Reviewing the metadata, you can see things like the location where the image was taken, the make and model of the Android smartphone used to capture the image, the date and time when it was captured, and more. Two tags, containing the image description and the “artist,” were added manually. Depending on how you intend to use images, the metadata contained within the images may be important or useful to you. However, care must be taken when using our computer vision library, skimage, to write images. We will examine metadata a little more closely in the skimage Images episode.

Summary of image formats

The following table summarizes the characteristics of the BMP, JPEG, and TIFF image formats:

Format Compression Metadata Advantages Disadvantages
BMP None None Universally viewable, Large file sizes
      high quality  
JPEG Lossy Yes Universally viewable, Detail may be lost
      smaller file size  
TIFF None, lossy, Yes High quality or Not universally viewable
  or lossless   smaller file size  

Key Points

  • Digital images are represented as rectangular arrays of square pixels.

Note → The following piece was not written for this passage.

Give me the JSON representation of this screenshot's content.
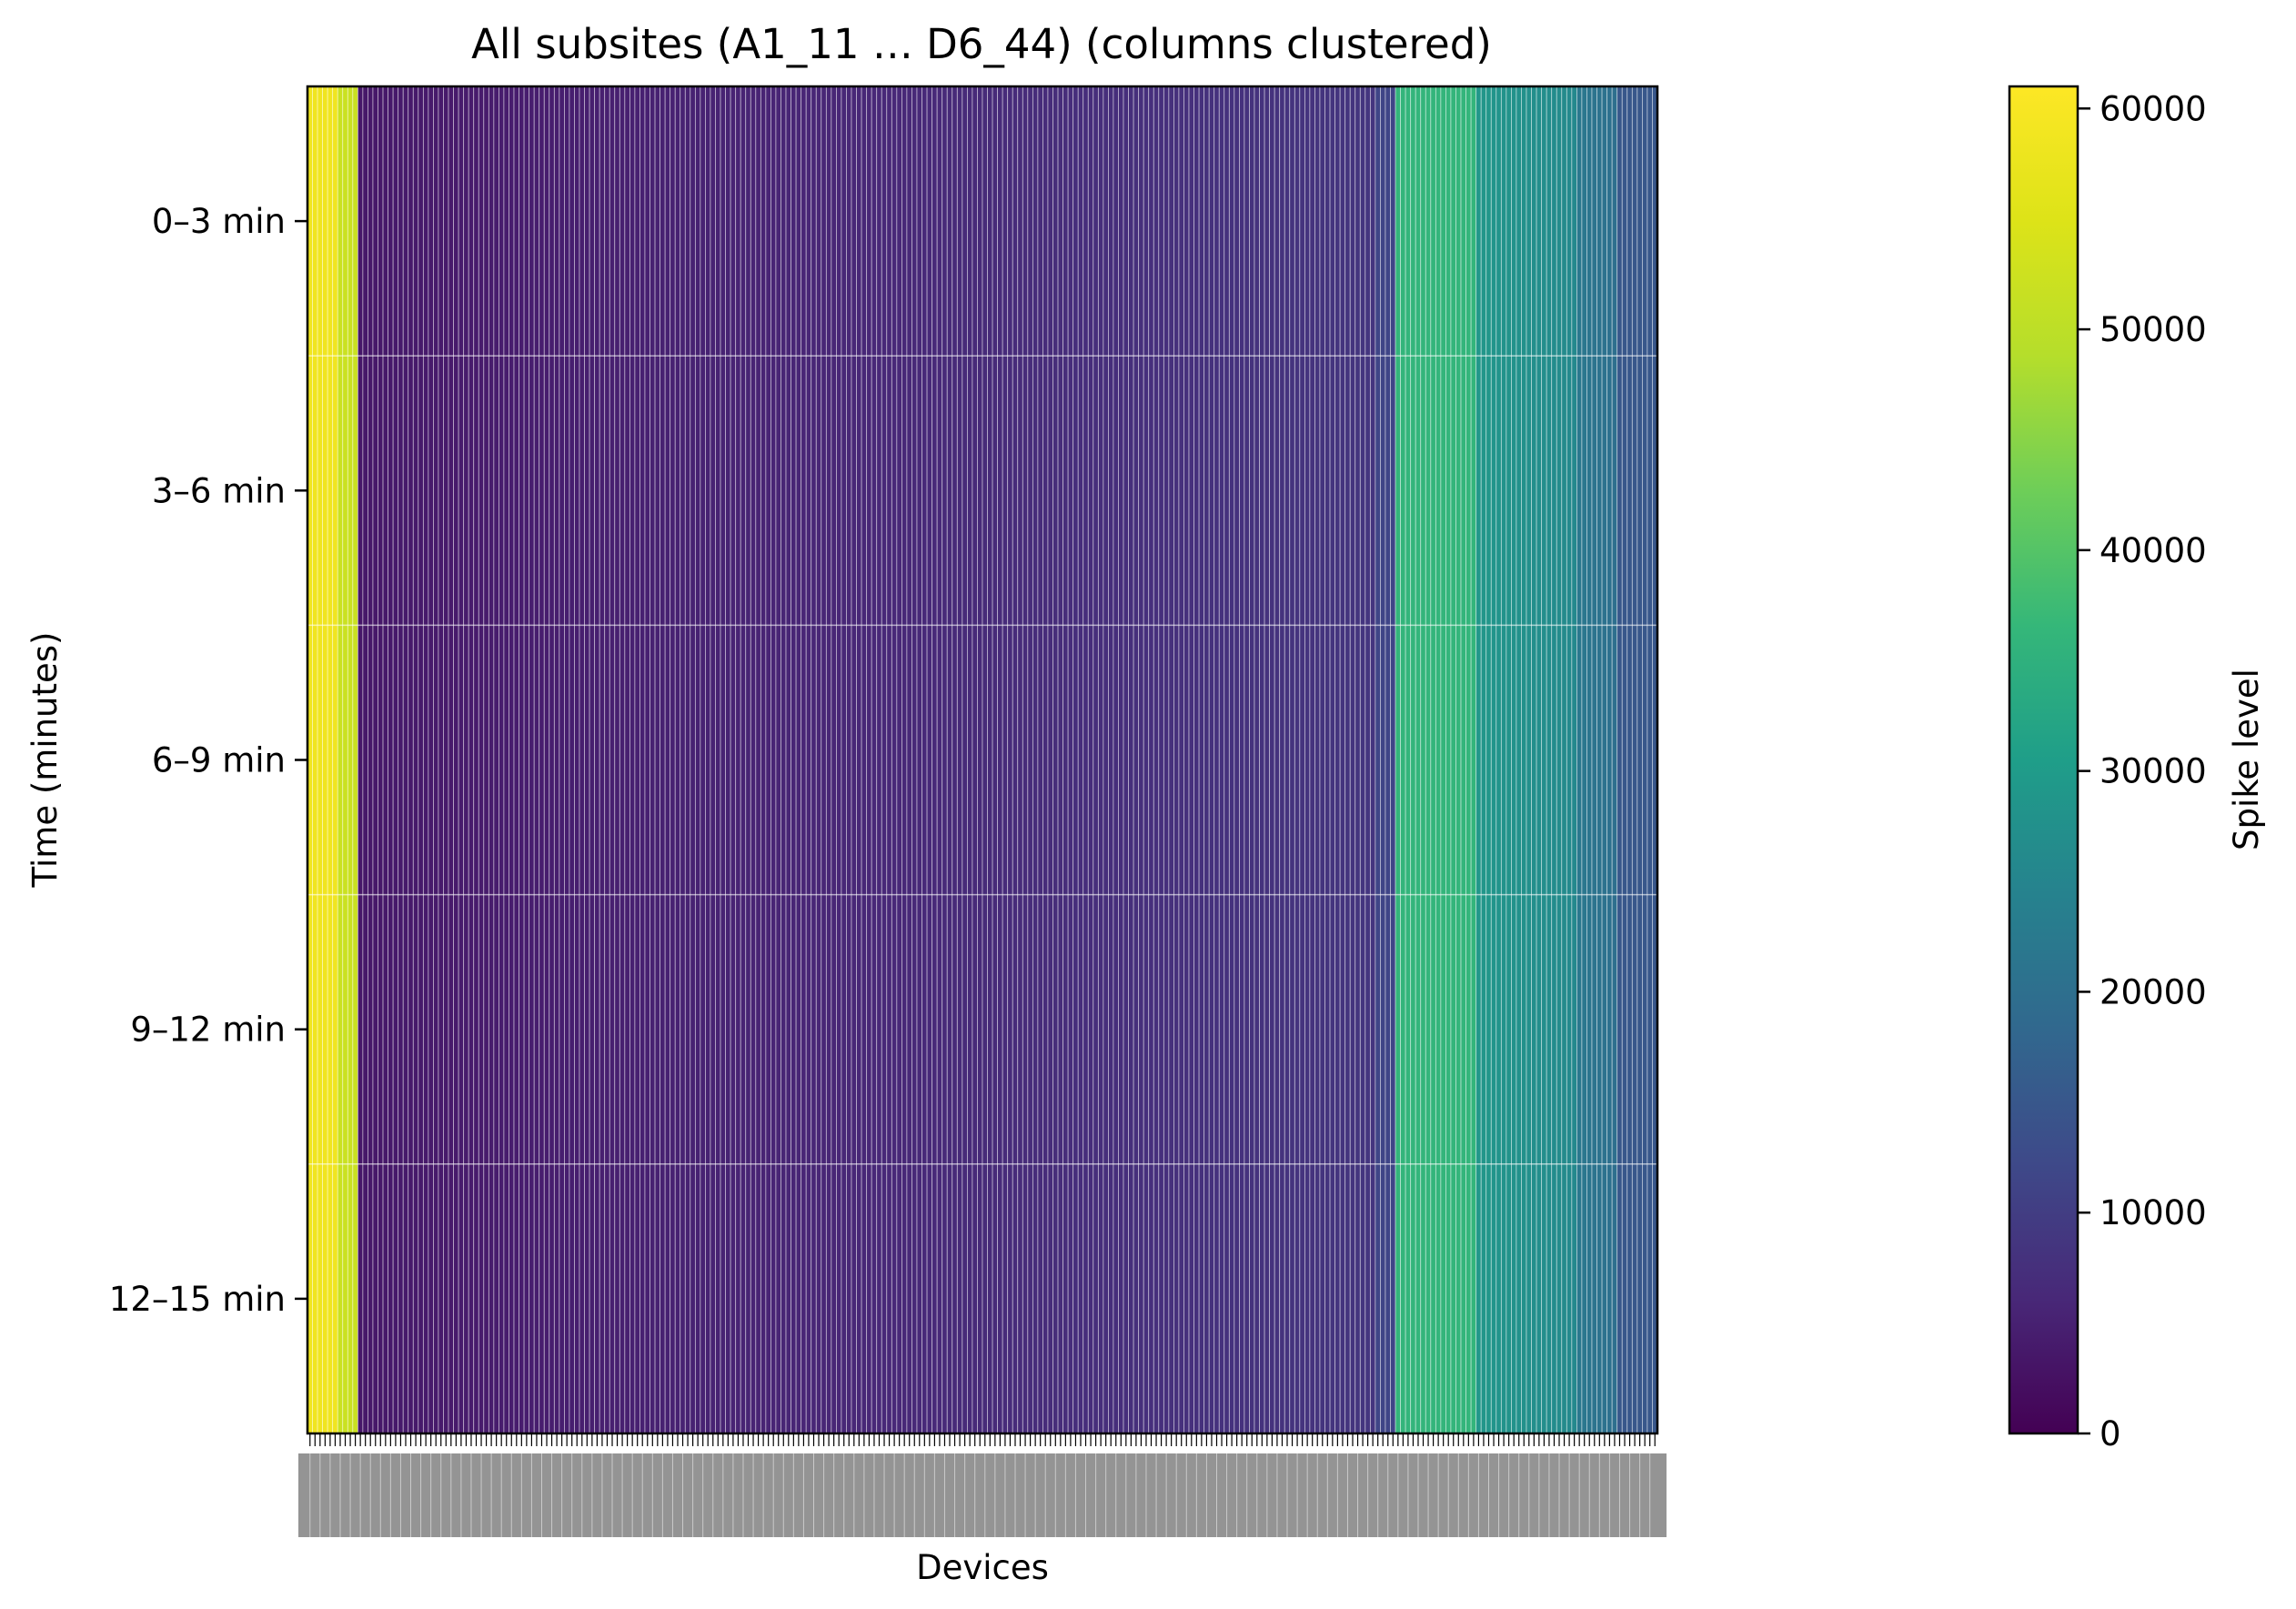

  • Digital images use a left-hand coordinate system, with the origin in the upper left corner, the x-axis running to the right, and the y-axis running down.

  • Most frequently, digital images use an additive RGB model, with eight bits for the red, green, and blue channels.

  • Lossless compression retains all the details in an image, but lossy compression results in loss of some of the original image detail.

  • BMP images are uncompressed, meaning they have high quality but also that their file sizes are large.

  • JPEG images use lossy compression, meaning that their file sizes are smaller, but image quality may suffer.

  • TIFF images can be uncompressed or compressed with lossy or lossless compression.

  • Depending on the camera or sensor, various useful pieces of information may be stored in an image file, in the image metadata.